Agreed.... thats why I'm bringing this up.
But if we let <tstamp> change properties, then why not <available> and <condition>?
If we let everything change properties then we might as all be writing our build scripts in Perl! :)
Don't get me wrong, I can understand and appreciate why you'd want properties to be immutable despite the counterintuitive behavior it produces for users to deal with, such as setting local properties before global ones. That's just an education problem.
I can also understand why there is debate around <available> and <condition>. In some sense, if the property is set before the task is run then the configuration of the build is incorrect in some way, since that should never be necessary save as a hack to get around immutable properties. It comes down to whether you want to make life easy on the user with an incorrectly set up build, or enforce the rigors of your paradigm. I tend to favour ease of use, but I'm funny that way.
But with <tstamp> and its properties, you have something very different. These properties are not set by the user but are constants within the program. <tstamp> is really a way of declaring "Give me the time now", and it just so happens that the way that time is communicated is through 3 standard properties controlled completely by the task.
In a way, this becomes very similar to what WebDAV calls "Live Properties" and "Dead Properties". The live ones are generated by the server, the dead ones are under the user's control.
Hmm. Just thinking out loud, but suppose that Ant adopted something similar. There are user controlled properties, called Dead properties, and Ant system properties which are Live. The system will never affect Dead properties, the user cannot affect Live ones. The only thing the user can do to a Dead property is give it an initial value. The system can choose to do anything that is appropriate with Live properties, and it registers its built-in properties as Live before it parses anything from the user.

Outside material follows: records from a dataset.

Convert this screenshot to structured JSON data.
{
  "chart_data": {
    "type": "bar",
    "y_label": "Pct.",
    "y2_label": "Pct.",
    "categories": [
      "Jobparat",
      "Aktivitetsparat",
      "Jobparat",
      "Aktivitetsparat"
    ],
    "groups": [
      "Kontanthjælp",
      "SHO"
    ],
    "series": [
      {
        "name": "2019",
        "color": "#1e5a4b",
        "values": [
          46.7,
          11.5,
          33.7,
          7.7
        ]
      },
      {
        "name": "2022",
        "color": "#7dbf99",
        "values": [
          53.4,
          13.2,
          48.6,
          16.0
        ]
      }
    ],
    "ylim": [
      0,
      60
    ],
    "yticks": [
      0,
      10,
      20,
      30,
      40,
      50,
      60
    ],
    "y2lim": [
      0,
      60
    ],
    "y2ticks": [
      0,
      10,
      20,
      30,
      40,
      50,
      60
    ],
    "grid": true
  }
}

That provides some of the separation between properties you seem to have been looking for and clarifies why some of them might change in some circumstance. Any task can choose whether to allow changing a Live property, but it guarantees that a property specifically set by the user will not be changed in any way.
That begs the question of whether a property specified in an attribute to a task is a Live or a Dead property (other than the <property> task which produces Dead properties by definition). But by giving you a clear stopping point on the slippery slope you are worrying about, you should be able to decide that question based on what feels like the right answer rather than worrying about how you can explain the difference to users.